Aldanma Dünyanın Sahte Yüzüne!

Hak bir gönül verdi bana Ha demeden hayrân olur Bir dem gelir şâdân olur Bir dem gelir giryân olur

Dünya, insanoğlunun geçici hânesi... Âlem-i ervah’tan (ruhlar âleminden) âlem-i dünyaya, oradan da âhiret yurduna doğru seyreden bir yolculukta dünya geçici ve insanı aldatıcı heveslerle dolu bir mekândır.

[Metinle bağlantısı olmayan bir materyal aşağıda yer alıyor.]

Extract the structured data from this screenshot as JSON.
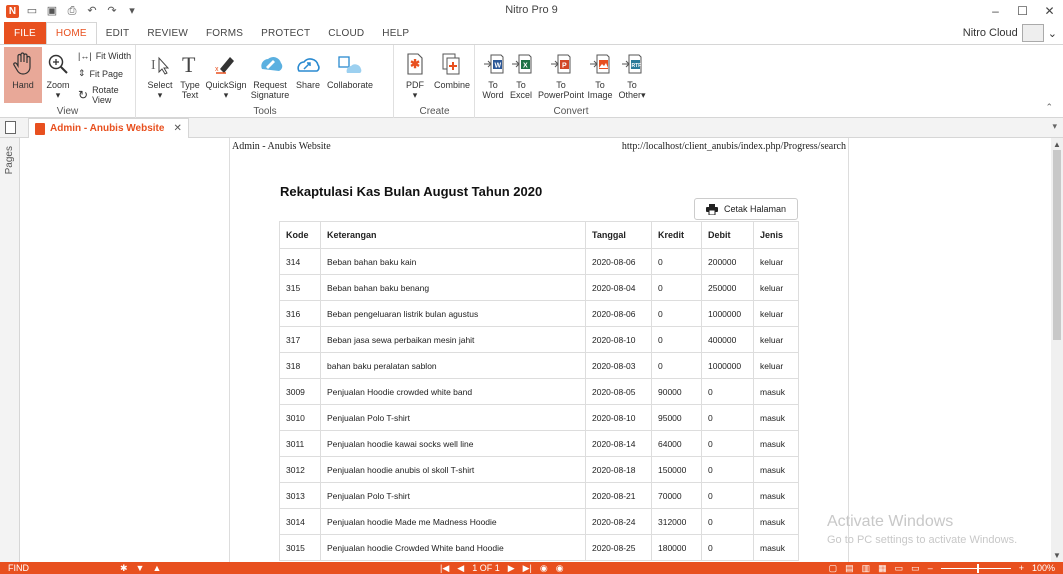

İnsan, çıktığı sonsuz yolculuğunda, bir mânâda, dünya durağında kısa bir mola verir ve zamanı dolduktan sonra yolculuğuna kaldığı yerden devam eder. İnsanın önüne serilen her türlü dünyevî imkân, dünyalık saltanatlar, o mola vakti içerisinde bazen aşılmaz duvarlar hâline geliverir. İnsan, dünyalık heves duvarlarının önünde küçüldükçe küçülür ve çıkışı olmayan labirentler arasında kaybolur gider. Bu duvarlar, nefsin arzuları olduğu gibi, dünyanın süslü, gösterişli imkânları da olabilir.

Rivâyete göre, insan ömrünün sekiz yüz ile bin yıl civarında olduğu zamanlarda yaşlı bir kadına:

“-Bir zaman gelecek, insanlar altmış-yetmiş yıl yaşayacaklar.” denince, kadın:

“-Ben o zaman yaşasaydım, şu çadırımın direğini bile dikmezdim!” cevabını verir.

Dünya hayatının insan için aslında ne kadar kısa ve bu kadar ihtirasa değmeyeceğinin ifadesidir, yaşlı kadının bu ibretlik cevabı…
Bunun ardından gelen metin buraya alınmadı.